«Todo autócrata necesita de medios de comunicación serviles, en los que canallas y aduladores amplifiquen sus órdenes y consignas, silenciando a la vez su apoteósica corrupción»
Todo autócrata necesita de medios de comunicación serviles, en los que canallas y aduladores amplifiquen sus órdenes y consignas, silenciando a la vez su apoteósica corrupción. Estos lacayos cobran por vendernos un producto tan nauseabundo, como su desagradable compañía.
Esplendoroso grupo de indecentes los que componen la patética sinfonía desinformativa del insulso mamarracho, unidos bajo el ronzal de quién los mantiene lustrosos y gorditos, como magníficos rastreros que son. Estos decrépitos mastuerzos son los mismos guarros que acusan de nazis fascistas y agresores, a los que hacen preguntas incómodas a sus capos.
En estos momentos cohabitan tres tipos de prensa, la libre, la equidistante, y la que viste rodilleras cabestrillos y bótox en el cerebro. Siempre elegantísimos estos últimos, en su repugnante sordidez.
Mientras los medios libres se ven acosados vilipendiados y amenazados por las piaras del gran felón, los que glorifican las andanzas gansteriles de quién les echa de comer, vitorean y aclaman a quién les procura paja limpia, y heno fresco en sus fastuosas cochiqueras.
Cuando aún resuenan en nuestros oídos aquellos berridos de ¡Coronavirus oeee, coronavirus oeee! Más nos revienta que aquel fantoche ridículo, sea el mascarón de popa que más cobra de la pandilla basura que atiborra la televisión irracional.
A su vez, la prensa equidistante, la eternamente melindrosa, la que coquetea con la sincronizada, ejerce su labor sin que se note, traspase o ensucie su habitual cobardía, es decir, viste su inutilidad con exquisita mediocridad, digna de tan inservibles vacuos.

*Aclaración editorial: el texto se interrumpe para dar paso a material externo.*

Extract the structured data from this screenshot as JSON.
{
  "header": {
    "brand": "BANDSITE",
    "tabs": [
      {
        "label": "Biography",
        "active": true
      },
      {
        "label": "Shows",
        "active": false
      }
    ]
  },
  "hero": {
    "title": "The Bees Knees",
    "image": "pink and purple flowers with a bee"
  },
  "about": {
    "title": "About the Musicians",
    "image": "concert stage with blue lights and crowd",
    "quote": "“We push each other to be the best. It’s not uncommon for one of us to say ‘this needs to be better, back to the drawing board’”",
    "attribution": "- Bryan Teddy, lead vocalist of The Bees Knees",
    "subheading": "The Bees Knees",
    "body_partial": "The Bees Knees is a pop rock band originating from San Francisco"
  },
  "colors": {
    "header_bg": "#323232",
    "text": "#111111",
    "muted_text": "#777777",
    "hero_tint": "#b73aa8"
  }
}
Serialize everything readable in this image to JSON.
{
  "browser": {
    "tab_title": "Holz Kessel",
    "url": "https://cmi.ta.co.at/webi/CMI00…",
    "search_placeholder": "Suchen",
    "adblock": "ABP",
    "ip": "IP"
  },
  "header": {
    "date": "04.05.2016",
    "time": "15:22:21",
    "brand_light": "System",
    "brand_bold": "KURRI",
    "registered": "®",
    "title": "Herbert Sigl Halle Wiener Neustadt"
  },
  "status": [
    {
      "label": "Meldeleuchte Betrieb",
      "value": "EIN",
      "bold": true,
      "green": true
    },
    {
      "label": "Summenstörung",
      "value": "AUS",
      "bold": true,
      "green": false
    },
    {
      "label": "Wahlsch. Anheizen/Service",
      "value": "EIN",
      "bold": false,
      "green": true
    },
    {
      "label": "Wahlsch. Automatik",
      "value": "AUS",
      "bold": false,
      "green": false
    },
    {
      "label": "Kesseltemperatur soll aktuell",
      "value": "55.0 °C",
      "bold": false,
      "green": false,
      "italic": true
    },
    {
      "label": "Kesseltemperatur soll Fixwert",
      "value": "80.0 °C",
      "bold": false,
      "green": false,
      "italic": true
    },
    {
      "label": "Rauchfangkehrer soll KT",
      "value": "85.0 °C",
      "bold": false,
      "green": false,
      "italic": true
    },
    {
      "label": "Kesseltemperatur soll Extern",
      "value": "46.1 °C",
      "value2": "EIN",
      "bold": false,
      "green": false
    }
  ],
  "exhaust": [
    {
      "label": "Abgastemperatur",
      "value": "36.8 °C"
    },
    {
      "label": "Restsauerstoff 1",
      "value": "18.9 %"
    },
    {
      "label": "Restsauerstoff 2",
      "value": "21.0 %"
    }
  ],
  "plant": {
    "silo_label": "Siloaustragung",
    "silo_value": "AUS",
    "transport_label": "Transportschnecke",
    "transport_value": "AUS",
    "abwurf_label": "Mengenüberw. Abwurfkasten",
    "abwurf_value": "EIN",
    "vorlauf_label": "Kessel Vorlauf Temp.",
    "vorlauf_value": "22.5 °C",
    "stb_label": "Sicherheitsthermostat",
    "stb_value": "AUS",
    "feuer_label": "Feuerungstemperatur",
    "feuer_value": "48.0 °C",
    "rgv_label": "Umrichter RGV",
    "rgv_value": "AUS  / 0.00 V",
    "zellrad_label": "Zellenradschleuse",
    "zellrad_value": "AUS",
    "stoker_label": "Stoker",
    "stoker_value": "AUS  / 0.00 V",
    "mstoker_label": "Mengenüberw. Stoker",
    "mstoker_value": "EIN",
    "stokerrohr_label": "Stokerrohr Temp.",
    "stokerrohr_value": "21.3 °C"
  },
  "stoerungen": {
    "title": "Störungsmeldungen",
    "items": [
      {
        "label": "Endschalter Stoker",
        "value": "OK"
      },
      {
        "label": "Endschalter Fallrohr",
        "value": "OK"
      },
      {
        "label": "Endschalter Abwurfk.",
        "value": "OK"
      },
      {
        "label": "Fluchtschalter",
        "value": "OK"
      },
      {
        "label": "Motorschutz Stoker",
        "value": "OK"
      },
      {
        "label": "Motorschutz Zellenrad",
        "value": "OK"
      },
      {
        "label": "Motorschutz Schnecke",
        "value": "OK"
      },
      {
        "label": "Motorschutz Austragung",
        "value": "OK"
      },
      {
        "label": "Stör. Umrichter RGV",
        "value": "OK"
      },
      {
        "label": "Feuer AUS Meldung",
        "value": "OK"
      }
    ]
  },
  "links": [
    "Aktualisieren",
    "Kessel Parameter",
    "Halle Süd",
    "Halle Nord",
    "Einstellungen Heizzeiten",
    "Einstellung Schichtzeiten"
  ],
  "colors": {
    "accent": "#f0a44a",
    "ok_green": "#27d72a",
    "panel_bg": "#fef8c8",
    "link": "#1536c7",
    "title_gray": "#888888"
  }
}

Los partidarios del autócrata, son los mismos mastuerzos que llaman fachas a los que denuncian sus embustes, las mismas mostrencas que vociferan las estupideces que reciben de sus comisarios políticos, vía WhatsApp. Patéticos teleñecos, estafermas herrumbrosas, las que gruñen como cochinas sus ininteligibles chillidos ante cualquiera que se atreva a decir libremente, lo que piensa sobre su excelencia el intrépido indecente.
Nunca tan nimias cucarachas optaron a tanto, nunca tantas descocadas llegaron a soñar con rebozarse como vulgares cerdas en la inmundicia gubernamental. Es su opción, tan recomendable como rebanar la libertad a quienes osen llevarles la contraria.
Nada más desvergonzado que ver como estos acróbatas de la impudicia enarbolan su atolondrara insolencia para destacar como atildados puercos, incluso alguna de ellas, se arroga el increíble derecho a ser la más vituperada. El día que descubran que sus carreras solo han servido para quedar como auténticos palurdos, habrán dado el primer paso para convertirse en aspirantes a gañanes. De momento ejercen como borregazos en redil, donde la oveja mocha viste cuernos como la víbora del Gabón.
Nada más procaz que oír a una descarada incapaz, denunciar al que opina distinto, llamando desaforadamente nazi a los que piensan por sí mismos. O fascista, a todo lo que se mueve lejos de su habitual pocilga doctrinal. O franquistas, a los que les demuestran a diario que, en lo principal, en lo sustancial, en lo verdaderamente importante, cualquier tiempo pasado fue indiscutiblemente mejor. Esta energúmena solo utiliza su inteligencia para masticar, sorber miccionar o defecar, como aspirante a ser nombrada la estúpida más vulgar, del reino mineral.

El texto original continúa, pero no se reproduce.